There are over 250 different species of turtles living across the globe in various environments. Some breeds of turtle are freshwater species while others are saltwater species. The largest family of turtles is called the Emydidae family, or more commonly, marsh turtles. The Emydidae family is comprised of 50 different breeds of turtles including Red-Eared Sliders, Box Turtles, and Painted Turtles. Each different breed of turtle has something unique to offer.
Properly Handling Turtles To Avoid Salmonella
Some find it helpful to imagine a turtle as an uncooked chicken breast. While that may be an unappealing image to some, it can be useful in explaining the care that should be given when handling turtles. Would you touch other food after handling raw chicken? No. So you shouldn’t do so with turtles. It is crucial to thoroughly wash your hands every time after handling your turtle or interacting with your turtle’s enclosure. Do not touch your face or other surfaces until your hands have been cleaned.

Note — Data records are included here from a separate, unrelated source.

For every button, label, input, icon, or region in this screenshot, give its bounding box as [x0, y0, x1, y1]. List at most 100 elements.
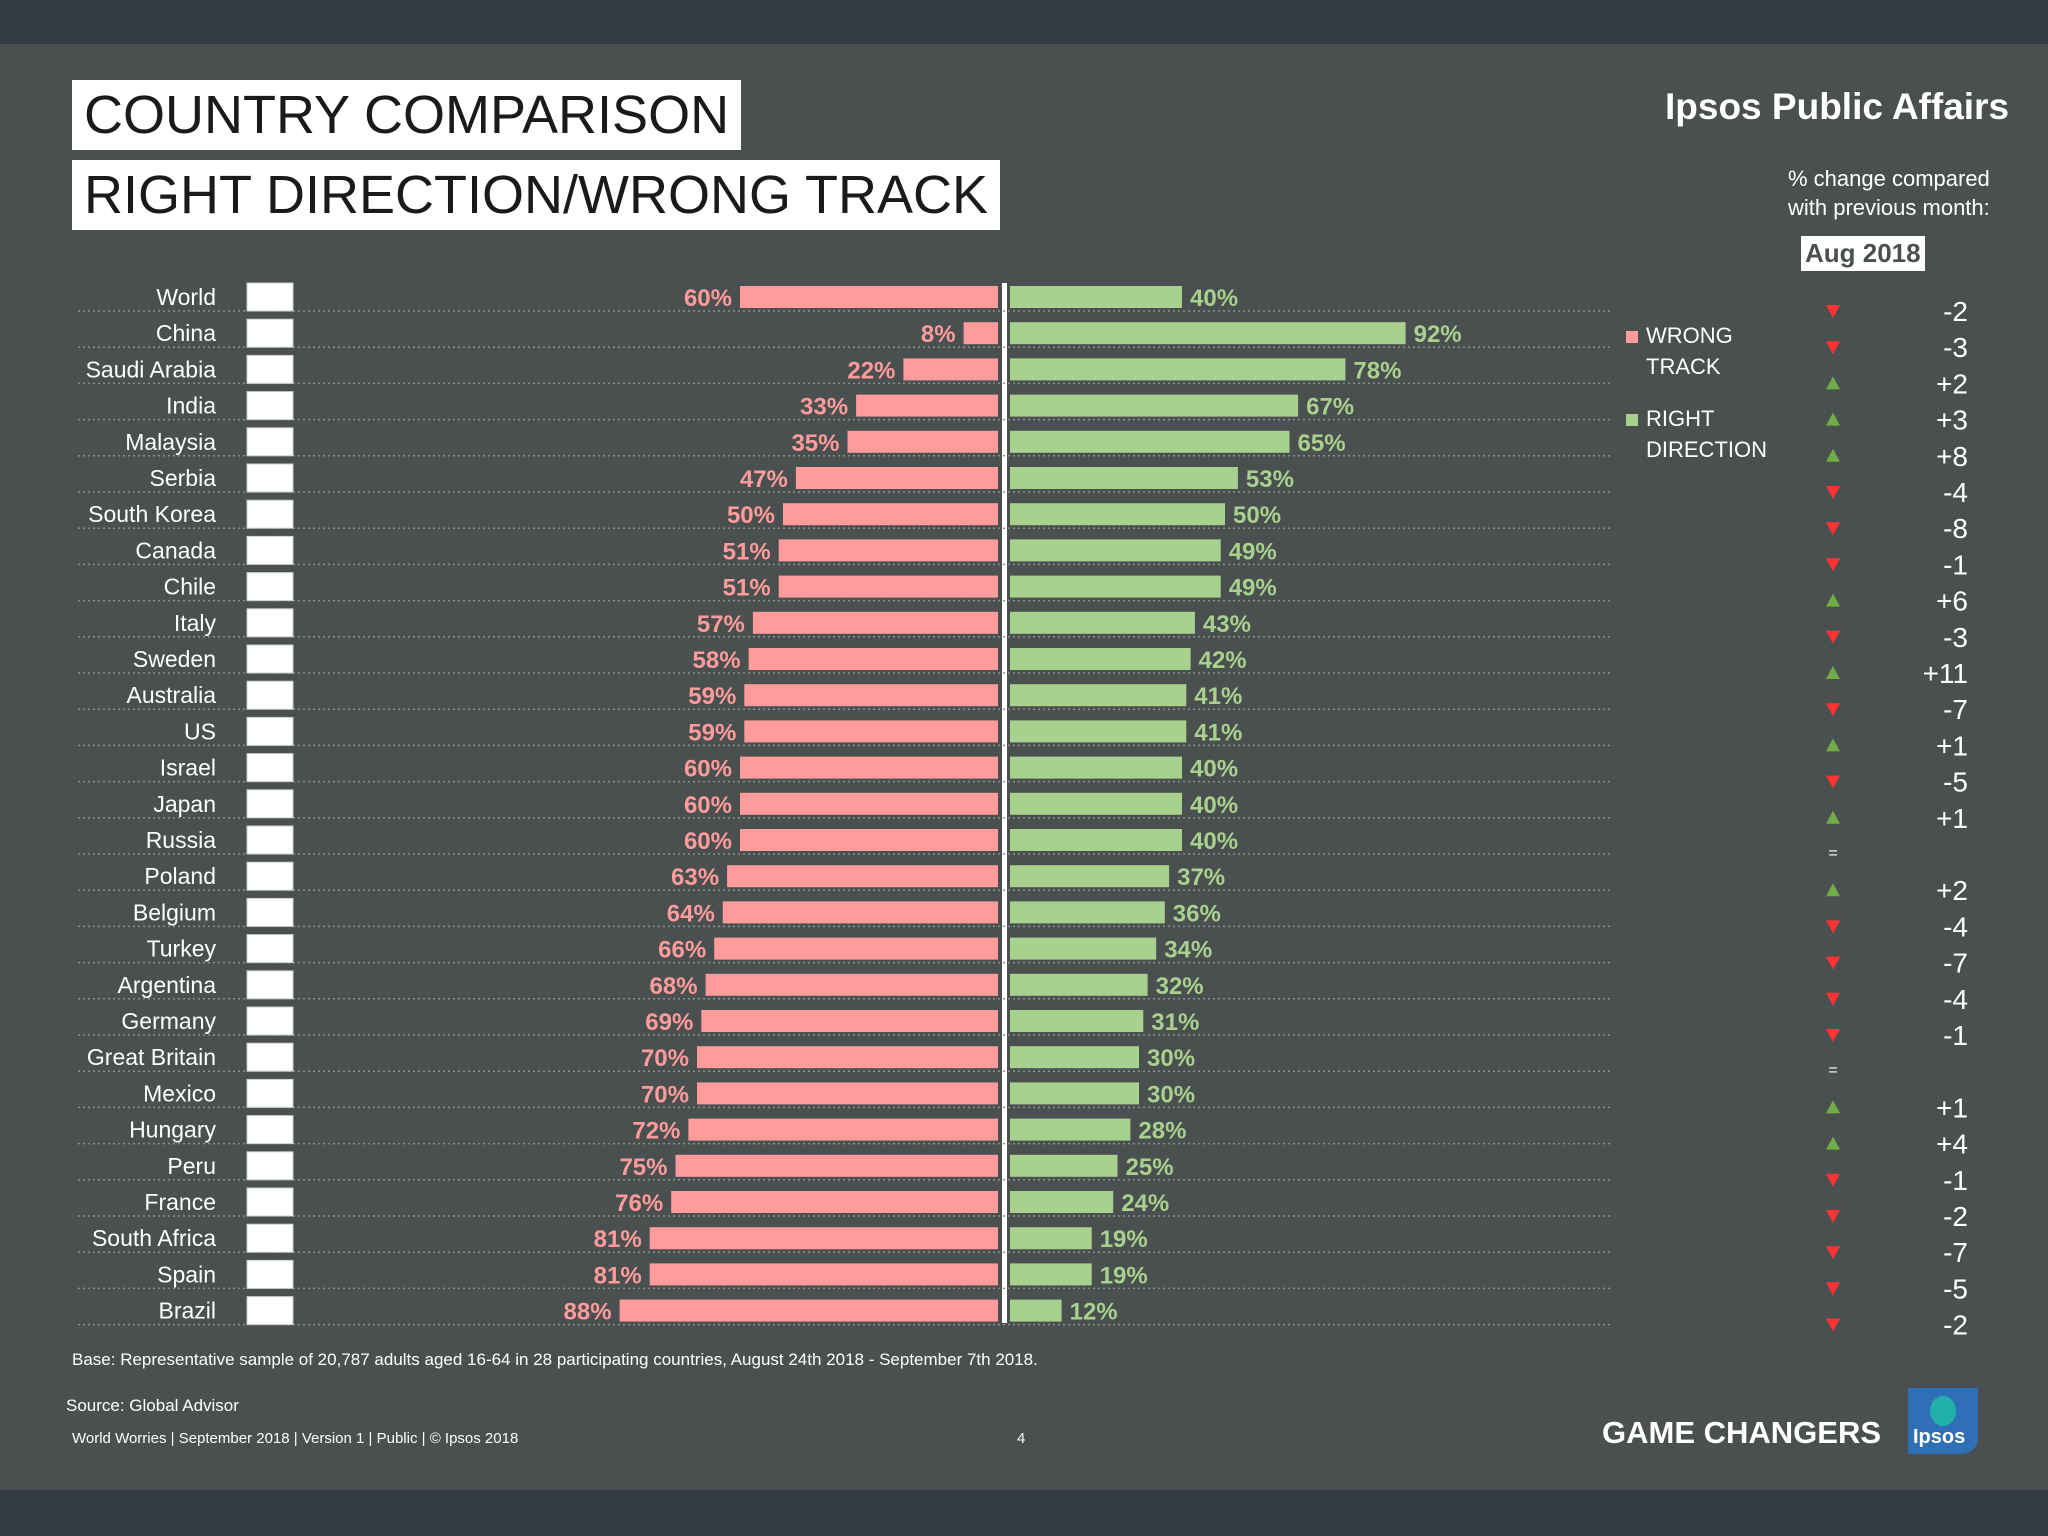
down-arrow-icon	[1826, 920, 1840, 934]
country-flag	[246, 1042, 294, 1072]
country-flag	[246, 644, 294, 674]
change-value: -2	[1943, 296, 1968, 327]
legend-right-label: RIGHT DIRECTION	[1646, 406, 1767, 462]
up-arrow-icon	[1826, 738, 1840, 752]
wrong-track-bar	[740, 286, 998, 308]
wrong-track-bar	[744, 684, 998, 707]
change-value: +1	[1936, 803, 1968, 834]
wrong-track-bar	[740, 756, 998, 779]
country-label: Saudi Arabia	[86, 356, 217, 382]
wrong-track-value: 58%	[693, 647, 741, 674]
country-label: Sweden	[133, 646, 216, 672]
country-flag	[246, 1187, 294, 1217]
wrong-track-value: 60%	[684, 828, 732, 855]
logo-text: Ipsos	[1913, 1426, 1966, 1448]
right-direction-bar	[1010, 611, 1195, 634]
change-value: -3	[1943, 332, 1968, 363]
wrong-track-bar	[727, 865, 998, 888]
change-value: -1	[1943, 1020, 1968, 1051]
change-value: -2	[1943, 1310, 1968, 1341]
right-direction-bar	[1010, 1263, 1092, 1286]
wrong-track-bar	[697, 1046, 998, 1069]
right-direction-bar	[1010, 322, 1406, 345]
footer-info: World Worries | September 2018 | Version…	[72, 1430, 519, 1447]
country-label: Germany	[121, 1008, 216, 1034]
wrong-track-bar	[688, 1118, 998, 1141]
country-flag	[246, 861, 294, 891]
wrong-track-value: 47%	[740, 466, 788, 493]
wrong-track-bar	[778, 539, 998, 562]
right-direction-value: 24%	[1121, 1190, 1169, 1217]
down-arrow-icon	[1826, 1210, 1840, 1223]
right-direction-value: 40%	[1190, 828, 1238, 855]
up-arrow-icon	[1826, 412, 1840, 426]
wrong-track-value: 60%	[684, 285, 732, 312]
right-direction-bar	[1010, 937, 1157, 960]
up-arrow-icon	[1826, 593, 1840, 607]
country-label: US	[184, 718, 216, 744]
change-value: -8	[1943, 513, 1968, 544]
right-direction-value: 32%	[1156, 973, 1204, 1000]
right-direction-bar	[1010, 539, 1221, 562]
country-flag	[246, 897, 294, 927]
change-value: -4	[1943, 984, 1968, 1015]
down-arrow-icon	[1826, 341, 1840, 355]
country-label: Italy	[174, 610, 217, 636]
right-direction-bar	[1010, 648, 1191, 670]
up-arrow-icon	[1826, 376, 1840, 390]
country-label: Peru	[167, 1153, 216, 1179]
country-label: Russia	[146, 827, 217, 853]
country-flag	[246, 789, 294, 819]
right-direction-value: 65%	[1298, 430, 1346, 457]
country-label: Brazil	[158, 1298, 216, 1324]
wrong-track-bar	[752, 611, 998, 634]
down-arrow-icon	[1826, 775, 1840, 789]
right-direction-value: 53%	[1246, 466, 1294, 493]
wrong-track-bar	[705, 973, 998, 996]
right-direction-bar	[1010, 756, 1182, 779]
country-flag	[246, 318, 294, 348]
wrong-track-value: 70%	[641, 1045, 689, 1072]
brand-name: Ipsos Public Affairs	[1665, 86, 2010, 127]
country-label: China	[156, 320, 216, 346]
wrong-track-value: 72%	[632, 1118, 680, 1145]
tagline: GAME CHANGERS	[1602, 1415, 1882, 1450]
wrong-track-value: 68%	[650, 973, 698, 1000]
wrong-track-bar	[748, 648, 998, 670]
up-arrow-icon	[1826, 810, 1840, 824]
wrong-track-value: 63%	[671, 864, 719, 891]
down-arrow-icon	[1826, 1318, 1840, 1332]
legend-right-swatch	[1626, 414, 1638, 426]
bottom-strip	[0, 1490, 2048, 1536]
title-line-2: RIGHT DIRECTION/WRONG TRACK	[72, 160, 1001, 230]
country-flag	[246, 463, 294, 493]
right-direction-value: 40%	[1190, 756, 1238, 783]
country-label: Japan	[153, 791, 216, 817]
right-direction-bar	[1010, 973, 1148, 996]
country-label: South Korea	[88, 501, 216, 527]
right-direction-value: 67%	[1306, 394, 1354, 421]
title-line-1: COUNTRY COMPARISON	[72, 80, 742, 150]
country-flag	[246, 1151, 294, 1181]
wrong-track-value: 69%	[645, 1009, 693, 1036]
right-direction-bar	[1010, 358, 1346, 381]
country-label: Great Britain	[87, 1044, 216, 1070]
country-label: Serbia	[150, 465, 217, 491]
right-direction-value: 19%	[1100, 1226, 1148, 1253]
country-label: Malaysia	[125, 429, 216, 455]
wrong-track-bar	[649, 1263, 998, 1286]
country-flag	[246, 1115, 294, 1145]
country-label: Chile	[164, 574, 216, 600]
change-value: =	[1828, 1062, 1837, 1079]
change-value: -4	[1943, 911, 1968, 942]
legend-wrong-swatch	[1626, 331, 1638, 343]
wrong-track-bar	[856, 394, 998, 417]
change-value: +2	[1936, 368, 1968, 399]
right-direction-value: 12%	[1070, 1299, 1118, 1326]
change-value: -7	[1943, 1237, 1968, 1268]
right-direction-value: 40%	[1190, 792, 1238, 819]
wrong-track-value: 33%	[800, 394, 848, 421]
right-direction-bar	[1010, 865, 1170, 888]
country-label: Israel	[160, 755, 216, 781]
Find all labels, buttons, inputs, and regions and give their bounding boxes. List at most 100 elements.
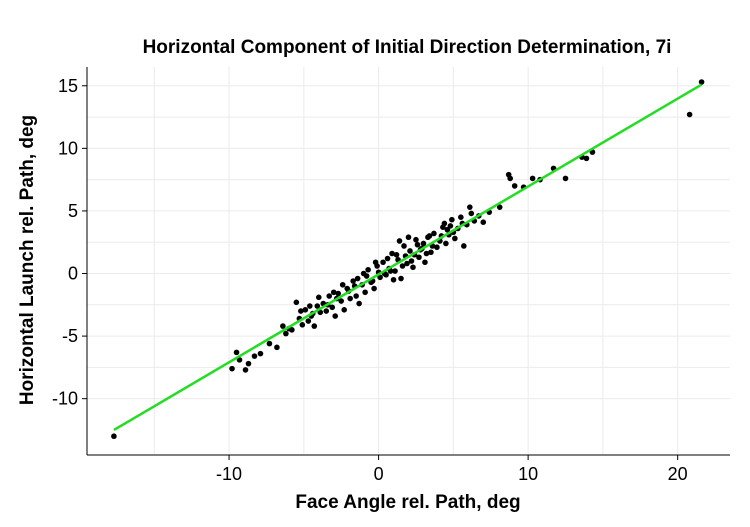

Further Turtle Rules Include:
- Do not allow turtles free rein of your home
- Food and drink should never be near a turtle or turtle enclosure
- Keep turtles away from children age five or younger
- If possible, clean your turtle’s enclosure outside. If that is not feasible designate one sink to be the turtle sink. Do not prepare food or wash your hands in the turtle sink.
- Wear gloves while cleaning your turtle’s enclosure
- Clean your turtle’s enclosure frequently
A Turtle to Call Your Own
Turtles can give you salmonella, but they can also be wonderful pets that never pass any disease to your or a loved one. Owning a turtle is a calculated risk, you should be confident in your ability and the abilities of those around you to follow the turtle rules outlined above. When taking proper precautions turtles can be great additions to any family. When handled improperly and irresponsibly turtles have the potential to pass on salmonella. Which of these two scenarios comes to pass is completely reliant on you.